Poisons taking deadly toll on owls
VINCENT bird advocates are calling for a city-wide ban on rodent poisons that also kill other animals, with native owls at great risk if they consume a poisoned rat.
At the Vincent council electors’ AGM on February 2, Birdlife Australia member Betty Bryant said the group is sounding the warning “about the dangers of rodenticides… we’re killing our owls”.
Rats are a recurring problem around Vincent, and in ratty hotspots like West Perth it’s common to hear scuffling in the undergrowth from rats feasting on ubiquitous palm tree fruit.
“We all hate rats, I get that, but the second generation rodenticides which are freely available through Bunnings are anticoagulants,” Ms Bryant said.
“If there’s a delay between when the mouse or rat eats the bait to when it dies, and if an owl or a cat or a dog eats those rats or mice, they are affected.
“My brother actually had his dog in the vet for a very expensive three days, having eaten one of these rats.
“The problem is the [anti] coagulants stay in the body where they don’t disseminate.
“Our pets, our owls, our raptors, tawny frogmouths, any of those are likely to be killed.”
The second generation poisons contains fast-acting super-anticoagulants which last longer and are up to 100 times stronger than the old warfarin-style anticoagulant poisons.
“Second generation rodenticides are actually banned or restricted in America, Europe, and the UK already,” Ms Bryant said.
Her motion to ban them in Vincent and “strongly discourage” other rodenticides was passed by a majority of electors present at the AGM, and councillors will now consider whether to make it policy at an upcoming meeting.
In 2018 a study by ECU researcher Michael Lohr found 72.6 per cent of dead southern boobook owls collected around Perth and south-west WA had some rodenticide in their system.

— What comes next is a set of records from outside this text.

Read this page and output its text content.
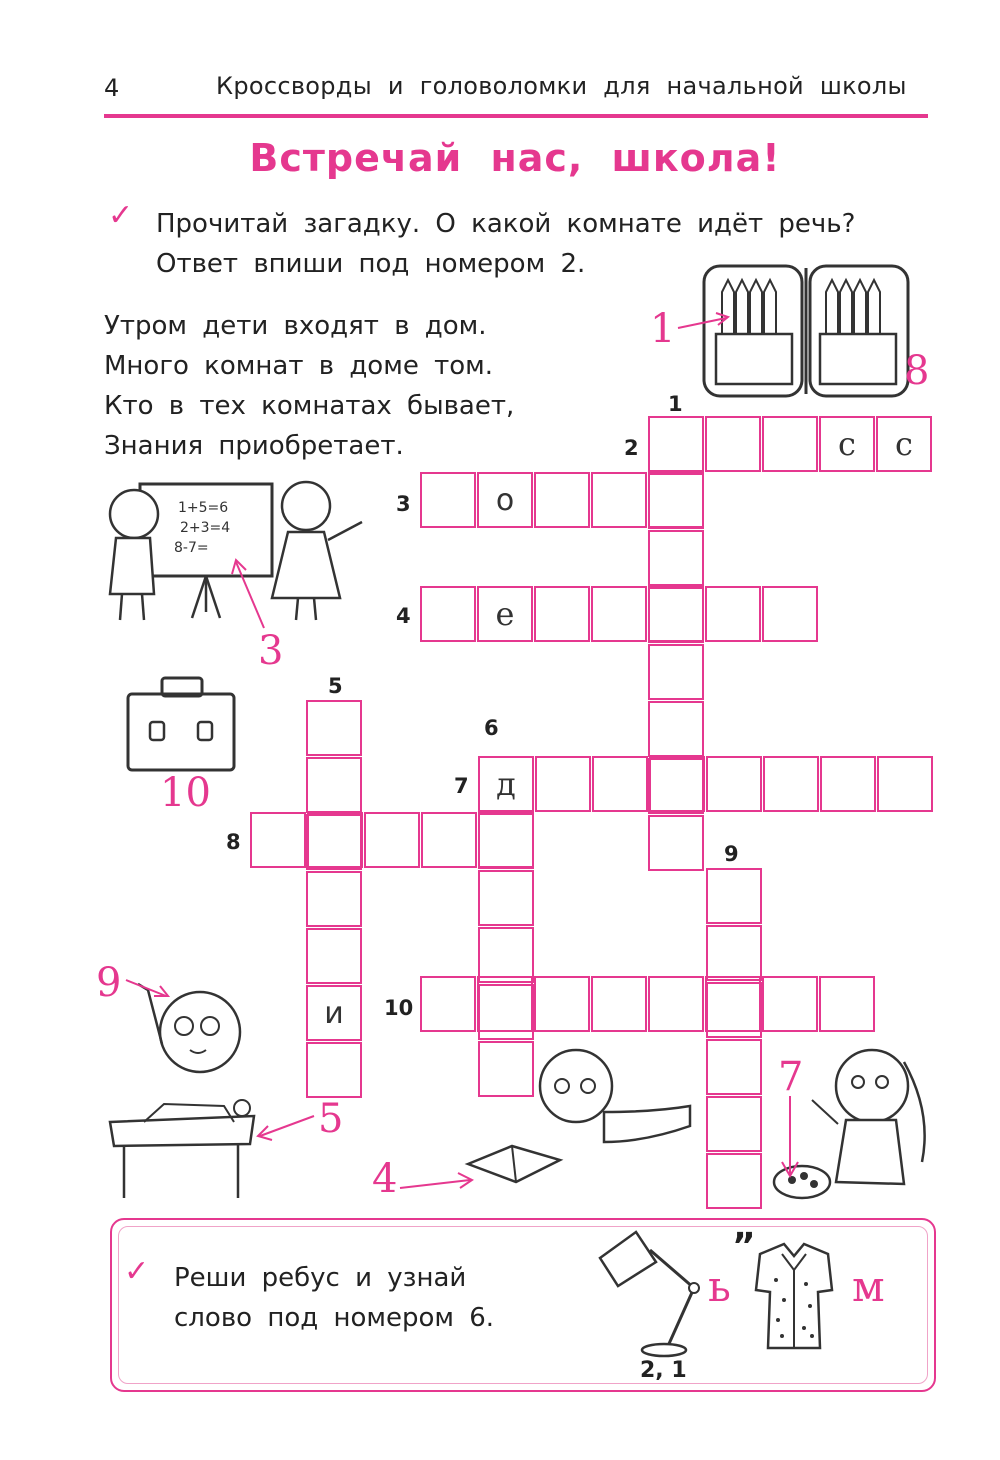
4	Кроссворды и головоломки для начальной школы
Встречай нас, школа!
✓ Прочитай загадку. О какой комнате идёт речь?
Ответ впиши под номером 2.
Утром дети входят в дом.
Много комнат в доме том.
Кто в тех комнатах бывает,
Знания приобретает.
1+5=6
2+3=4
8-7=
1
8
3
10
9
5
4
7
1
2
3
4
5
6
7
8	9
10
с	с
о
е
д
и
✓ Реши ребус и узнай
слово под номером 6.
ь
”
м
2, 1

Just over 50 per cent of the birds had dangerous levels of rat poison residue in their livers and would likely be experiencing blood problems (though a lot of them had been hit by cars before collection, so it was hard to tell how many would have died from rat poison).
Birdlife Australia recommends if people must use poisons as a last resort, they avoid anything containing the ingredients brodifacoum, bromadiolone, difethialone, difenacoum or flocoumafen, all indicating second generation status.
The group petitioned Bunnings to remove second generation poisons from sale; its website advises they are “the most humane option for eliminating rodents; however, they pose a greater risk of harm to non-target species… so it’s important to remove any dead rodents that you find”.